10.2 The liability limitation applies to contractual as well as non-contractual claims.
10.3 All deliveries to commercial resellers are subject to the reservations of correct and timely self-delivery. A delivery period begins as soon as all order conditions were agreed on. It extends, regardless of our rights with customer delays, by the time which the customer is in delay. Partial deliveries are basically permitted and bind the buyer to accept, unless something else was expressly agreed on during the contract conclusion.
10.4 Delay in delivery which occurs due to force majeure or due to events which make the delivery essentially more difficult or impossible – for example business disruptions, strikes, official orders, natural catastrophes, etc.- frees GTS from observing certain agreed on delivery periods.

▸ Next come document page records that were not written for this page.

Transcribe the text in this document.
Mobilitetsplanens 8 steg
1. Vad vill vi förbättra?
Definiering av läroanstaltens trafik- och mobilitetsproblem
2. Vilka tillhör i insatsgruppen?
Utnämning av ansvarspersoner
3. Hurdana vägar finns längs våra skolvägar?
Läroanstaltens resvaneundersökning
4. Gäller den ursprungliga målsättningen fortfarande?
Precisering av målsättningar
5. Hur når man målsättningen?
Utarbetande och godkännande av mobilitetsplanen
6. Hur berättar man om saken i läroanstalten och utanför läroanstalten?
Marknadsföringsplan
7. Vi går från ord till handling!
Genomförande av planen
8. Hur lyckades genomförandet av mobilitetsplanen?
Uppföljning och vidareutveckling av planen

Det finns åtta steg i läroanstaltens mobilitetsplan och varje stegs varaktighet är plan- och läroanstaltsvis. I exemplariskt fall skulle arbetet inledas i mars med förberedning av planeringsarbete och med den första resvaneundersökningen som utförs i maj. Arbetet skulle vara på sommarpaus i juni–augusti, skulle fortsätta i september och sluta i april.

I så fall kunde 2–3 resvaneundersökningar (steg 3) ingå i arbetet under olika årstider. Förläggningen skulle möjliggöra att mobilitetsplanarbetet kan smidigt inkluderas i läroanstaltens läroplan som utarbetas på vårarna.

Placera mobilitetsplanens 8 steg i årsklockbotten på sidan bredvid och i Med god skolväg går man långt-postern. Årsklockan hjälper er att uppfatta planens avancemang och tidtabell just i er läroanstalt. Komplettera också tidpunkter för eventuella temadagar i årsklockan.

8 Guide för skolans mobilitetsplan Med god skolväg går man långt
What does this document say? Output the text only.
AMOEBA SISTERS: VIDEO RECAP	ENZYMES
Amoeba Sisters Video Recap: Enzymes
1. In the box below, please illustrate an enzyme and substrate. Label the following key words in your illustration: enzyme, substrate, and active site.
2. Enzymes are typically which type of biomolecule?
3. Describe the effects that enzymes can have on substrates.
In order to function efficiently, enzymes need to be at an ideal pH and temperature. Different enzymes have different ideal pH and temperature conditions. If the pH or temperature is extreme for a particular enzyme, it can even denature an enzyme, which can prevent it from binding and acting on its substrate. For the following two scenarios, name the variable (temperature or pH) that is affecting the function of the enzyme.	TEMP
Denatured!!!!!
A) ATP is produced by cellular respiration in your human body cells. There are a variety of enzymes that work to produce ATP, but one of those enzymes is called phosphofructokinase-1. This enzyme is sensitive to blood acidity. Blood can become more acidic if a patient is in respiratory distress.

10.5 The customer can withdraw from the contract if we are in delay and have let an extension of time of 4 weeks expire unused.
11. Data protection
In handling your personal data, we observe all provisions of the data protection law, and are entitled to process and store all data concerning the business relations with the customer observing this law. Furthermore, we are authorised according to applicable law to obtain details about creditworthiness from mercantile and credit enquiry agencies.
12. Place of jurisdiction
The following place of jurisdiction agreement is only valid for the business transactions with merchants. If the customer of GTS is a merchant in the sense of the law, the place of performance and the place of jurisdiction is Düsseldorf. Regarding a consumer as customer, the general place of jurisdiction follows the code of civil procedure. The contractual relationship is subject to German law.
13. Severability clause
Should single provisions of these terms and conditions be or become totally or partially invalid, the validity of the remaining provisions is not affected. The contract parties are bound in this case to interpret and formulate the provisions in such a way that the success striven for with the void or legally invalid parts is attained as far as possible.